Em muitos países asiáticos o inglês é a segunda língua oficial, quando não a primeira. Assumir que a população não percebe inglês ou que escrevem tudo com rabiscos, é simplesmente ignorante. Há sotaques, claro. O sotaque indiano pode ser difícil de entender no início. Mas quem nunca teve encontros com a pronúncia do norte (canalizo Rui Reininho para dizer que os tontos chamam-lhe torpe) ou com o sotaque algarvio? Sapatilhas ou Ténis? Fino ou Imperial? Açorda ou Migas?
A Ásia concentra 60% da população mundial. Em tamanho, ocupa 9% da superfície total do planeta.

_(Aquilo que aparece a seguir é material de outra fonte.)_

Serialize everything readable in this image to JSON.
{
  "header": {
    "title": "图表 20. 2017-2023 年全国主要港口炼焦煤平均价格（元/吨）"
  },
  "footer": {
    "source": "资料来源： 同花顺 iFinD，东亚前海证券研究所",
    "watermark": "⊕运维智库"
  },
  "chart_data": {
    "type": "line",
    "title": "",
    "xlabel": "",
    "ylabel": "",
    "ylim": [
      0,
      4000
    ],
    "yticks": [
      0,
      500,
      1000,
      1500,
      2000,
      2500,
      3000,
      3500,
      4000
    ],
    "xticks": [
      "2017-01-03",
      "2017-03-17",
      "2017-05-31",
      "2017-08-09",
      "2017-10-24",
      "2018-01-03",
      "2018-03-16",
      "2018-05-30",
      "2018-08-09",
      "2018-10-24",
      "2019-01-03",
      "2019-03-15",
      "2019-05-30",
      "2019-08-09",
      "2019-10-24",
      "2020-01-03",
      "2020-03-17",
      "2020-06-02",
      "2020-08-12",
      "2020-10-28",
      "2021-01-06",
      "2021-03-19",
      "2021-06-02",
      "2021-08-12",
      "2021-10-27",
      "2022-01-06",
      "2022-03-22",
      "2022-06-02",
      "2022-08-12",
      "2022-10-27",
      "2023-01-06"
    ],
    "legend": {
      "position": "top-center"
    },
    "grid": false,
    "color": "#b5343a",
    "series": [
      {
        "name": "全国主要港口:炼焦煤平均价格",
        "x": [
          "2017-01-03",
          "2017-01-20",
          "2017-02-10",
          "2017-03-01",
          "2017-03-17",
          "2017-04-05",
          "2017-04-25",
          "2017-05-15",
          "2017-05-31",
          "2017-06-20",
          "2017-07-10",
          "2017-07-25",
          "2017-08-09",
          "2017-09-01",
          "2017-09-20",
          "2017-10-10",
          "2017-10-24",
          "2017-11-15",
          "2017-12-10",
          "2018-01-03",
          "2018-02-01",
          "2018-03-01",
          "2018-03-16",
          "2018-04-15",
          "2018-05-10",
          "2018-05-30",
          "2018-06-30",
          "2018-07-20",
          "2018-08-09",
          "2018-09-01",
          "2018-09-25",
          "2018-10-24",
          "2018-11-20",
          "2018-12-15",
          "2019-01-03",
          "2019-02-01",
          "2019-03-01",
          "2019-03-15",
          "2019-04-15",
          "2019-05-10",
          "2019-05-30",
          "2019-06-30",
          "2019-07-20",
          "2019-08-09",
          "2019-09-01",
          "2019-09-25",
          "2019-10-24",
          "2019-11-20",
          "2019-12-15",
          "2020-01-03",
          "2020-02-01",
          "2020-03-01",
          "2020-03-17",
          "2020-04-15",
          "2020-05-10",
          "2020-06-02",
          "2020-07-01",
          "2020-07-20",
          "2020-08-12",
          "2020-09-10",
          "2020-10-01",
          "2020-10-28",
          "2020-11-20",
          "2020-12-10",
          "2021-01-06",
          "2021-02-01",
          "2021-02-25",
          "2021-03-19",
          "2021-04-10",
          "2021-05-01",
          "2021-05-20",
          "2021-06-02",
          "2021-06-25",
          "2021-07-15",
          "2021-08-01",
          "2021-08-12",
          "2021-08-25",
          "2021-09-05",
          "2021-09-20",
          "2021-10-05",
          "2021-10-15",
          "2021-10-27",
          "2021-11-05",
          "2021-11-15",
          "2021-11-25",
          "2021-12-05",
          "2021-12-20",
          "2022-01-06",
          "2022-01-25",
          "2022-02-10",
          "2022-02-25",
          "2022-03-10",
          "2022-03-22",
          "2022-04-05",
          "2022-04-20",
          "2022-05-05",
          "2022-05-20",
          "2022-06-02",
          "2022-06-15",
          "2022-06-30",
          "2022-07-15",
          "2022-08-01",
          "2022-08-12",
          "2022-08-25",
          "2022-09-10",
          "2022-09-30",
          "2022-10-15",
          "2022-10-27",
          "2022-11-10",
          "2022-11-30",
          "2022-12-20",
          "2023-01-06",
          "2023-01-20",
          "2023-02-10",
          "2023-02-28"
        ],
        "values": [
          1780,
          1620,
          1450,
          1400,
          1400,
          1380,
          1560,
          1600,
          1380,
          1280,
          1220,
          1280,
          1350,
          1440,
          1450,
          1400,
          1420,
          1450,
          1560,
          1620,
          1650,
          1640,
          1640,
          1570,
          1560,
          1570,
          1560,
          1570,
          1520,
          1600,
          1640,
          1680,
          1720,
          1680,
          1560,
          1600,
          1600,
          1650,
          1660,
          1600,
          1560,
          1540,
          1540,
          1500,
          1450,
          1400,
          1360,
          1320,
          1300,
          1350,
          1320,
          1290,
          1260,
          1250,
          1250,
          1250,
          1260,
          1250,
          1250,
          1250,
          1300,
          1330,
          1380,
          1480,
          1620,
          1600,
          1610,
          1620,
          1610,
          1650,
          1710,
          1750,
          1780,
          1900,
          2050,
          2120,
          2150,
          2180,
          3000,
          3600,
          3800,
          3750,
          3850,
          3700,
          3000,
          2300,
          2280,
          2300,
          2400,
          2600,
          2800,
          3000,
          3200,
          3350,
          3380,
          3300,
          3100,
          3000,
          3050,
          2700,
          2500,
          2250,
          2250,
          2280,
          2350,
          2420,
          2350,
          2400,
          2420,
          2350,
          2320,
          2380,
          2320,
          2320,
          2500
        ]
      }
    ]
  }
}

Certamente podemos fazer melhor do que reduzir a Ásia a mitos.
Apesar de gostar do que escreveu e da forma como escreveu, a Ásia não é um país nem sequer um continente. Na realidade, por definição existe apenas um continente que se chama Eurásia, pois não existe fronteira geográfica entre um subcontinente e o outro, tal como acontece com o continente americano em que existe o sul e o norte e o central.
Quem acha que a Ásia é a China, ou esteve sempre fechado numa comunidade Amish na América do Norte, ou apenas vê TVI e não aprende nada para além dos programas de festas e big brothers.
Qualquer série da Netflix, qualquer programa do canal história, Odisseia, ou qualquer filme, mostra claramente que a China não é a Ásia, que o Japão não é a China. Que a Rússia e o Cazaquistão são Ásia e Europa, tal como a Moldávia e a Grécia. A Coreia do Norte e do Sul podiam ser dois continentes diferentes, de tão díspares que são as culturas, uma de um hiperealismo futurista e outra de uma ditadura retrógrada.
Dizer que «o oriente só existe por comparação com a Europa colonizadora que rumou em direção ao ‘sol nascente’» não só não quer dizer nada como é incorrecto. A Europa foi criada e conquistada aos romanos pelo hunos e godos que vieram da Ásia, mas ainda antes disso a cultura bizantina e, ainda anterior, helenística do Alexandre o Grande já tinha de certa forma orientalizado a Europa bárbara.
Mais uma vez volto a referir que compreendo de onde vem a necessidade de escrever este texto, mas o mesmo carece de explicações mais aprofundadas e, ao mesmo tempo que tenta desmitificara algo que eu não vejo no dia a dia, cria em si, outras falácias que deveriam ser evitadas.